Vivimos el ocaso desde Stoupa, con el golfo de Mesenia en primer plano y de fondo la península en la que está, al otro lado, Pilos, solar de Néstor, y las kilométricas playas de Navarino, donde tuvo lugar la batalla homónima en 1827, en la que una coalición griega, británica, francesa y rusa derrotó a las flotas otomana y egipcia, abriendo la puerta a la independencia definitiva de la Hélade.
En los jardines del Enigma, desde los que se goza de una vista privilegiada sobre el mar, Pedro Olalla nos leyó algunos pasajes de su última obra, Palabras del Egeo.

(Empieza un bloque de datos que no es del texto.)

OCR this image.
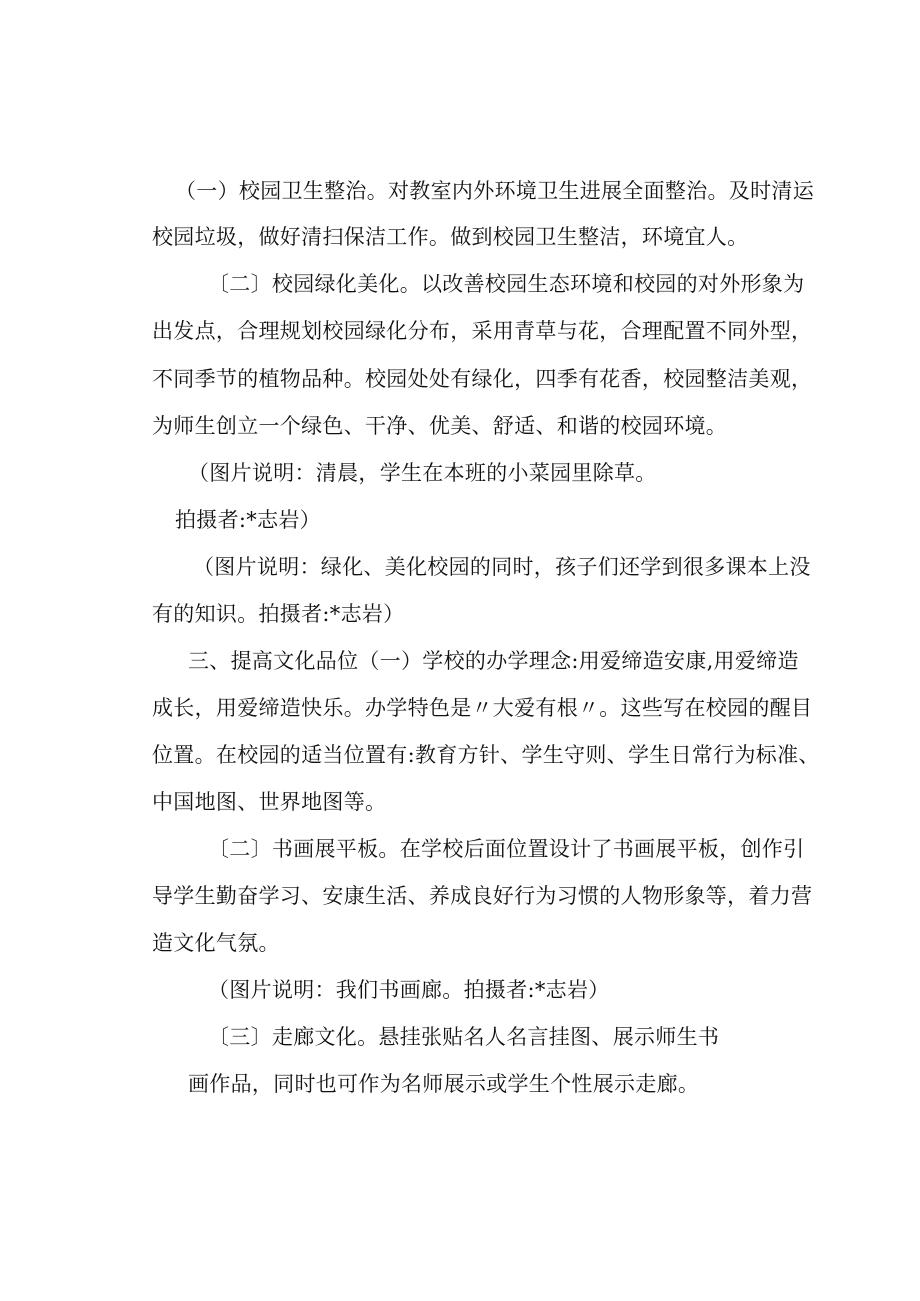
（一）校园卫生整治。对教室内外环境卫生进展全面整治。及时清运
校园垃圾，做好清扫保洁工作。做到校园卫生整洁，环境宜人。
〔二〕校园绿化美化。以改善校园生态环境和校园的对外形象为
出发点，合理规划校园绿化分布，采用青草与花，合理配置不同外型，
不同季节的植物品种。校园处处有绿化，四季有花香，校园整洁美观，
为师生创立一个绿色、干净、优美、舒适、和谐的校园环境。
（图片说明：清晨，学生在本班的小菜园里除草。
拍摄者:*志岩）
（图片说明：绿化、美化校园的同时，孩子们还学到很多课本上没
有的知识。拍摄者:*志岩）
三、提高文化品位（一）学校的办学理念:用爱缔造安康,用爱缔造
成长，用爱缔造快乐。办学特色是〃大爱有根〃。这些写在校园的醒目
位置。在校园的适当位置有:教育方针、学生守则、学生日常行为标准、
中国地图、世界地图等。
〔二〕书画展平板。在学校后面位置设计了书画展平板，创作引
导学生勤奋学习、安康生活、养成良好行为习惯的人物形象等，着力营
造文化气氛。
（图片说明：我们书画廊。拍摄者:*志岩）
〔三〕走廊文化。悬挂张贴名人名言挂图、展示师生书
画作品，同时也可作为名师展示或学生个性展示走廊。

La armoniosa cadencia de su voz, el lirismo de sus palabras, el arrullo de las olas y el coro de cigarras que enmarcaban la lectura nos brindaron un marco inigualable.
Yola y Giannis festejaron su enlace en unos salones encaramados al Taigeto, con una vista privilegiada sobre la costa de Kalamata. Como toda boda griega que se precie, la danza tuvo un papel protagonista. Emociona verlos bailar agarrados de las manos, tal y como se puede ver en las arcaicas vasijas helenas, y constatar que esta costumbre ha pervivido durante el océano de los siglos. Compartir su alegría por la vida, cuajada de intensidad, inasequible al desaliento y a los infortunios que seguro les traerá el vivir. Pero a ésos también saben cantarlos y, si es preciso, se atreven a bailarlos.
Un joven alumno de Yola, Mustafá, de familia siria, ejecutó a solas una danza endiabladamente compleja, un ζειμπέκικο (zeibékiko), donde puso a prueba sus dotes acrobáticas. Su concentración, su pasión, lo hondo que sentía la música y cómo su cuerpo luchaba por darle salida a través de sus miembros me dejaron hipnotizado. Como si un hombre ensimismado en sí mismo e inerme ante la divinidad, sin más armas que su cuerpo, conjurara todos sus demonios al ritmo que le marca la melodía, coreado por algunos que, arrodillados ante su gesta, con sus palmadas acompasadas lo animan en su batalla.
Me desvelaron otra de las muchas facetas por las que amo esta nación. Comprendí por qué los dioses eligieron Grecia como morada y desde ella esparcieron entre las criaturas efímeras los mitos, a fin de intentar orientarlos en el complejo laberinto de la existencia humana, advirtiéndolos con relatos cuajados de poesía y lecciones morales.
Vivir la Hélade es como viajar a casa de tu madre, donde siempre te aguarda un plato de esa comida que se te clavó en el alma desde la infancia, que sabes que nadie como tu madre la hará mejor, que tanto añoras cuando la vida te la quita.
Grecia, como la Ítaca de Kavafis, te ofrendó el viaje, la vida. Siempre sientes necesidad de volver a ella, aun sabiéndola humilde y tal vez caótica. Nadie te va a cobijar mejor que una Madre, una Μητέρα.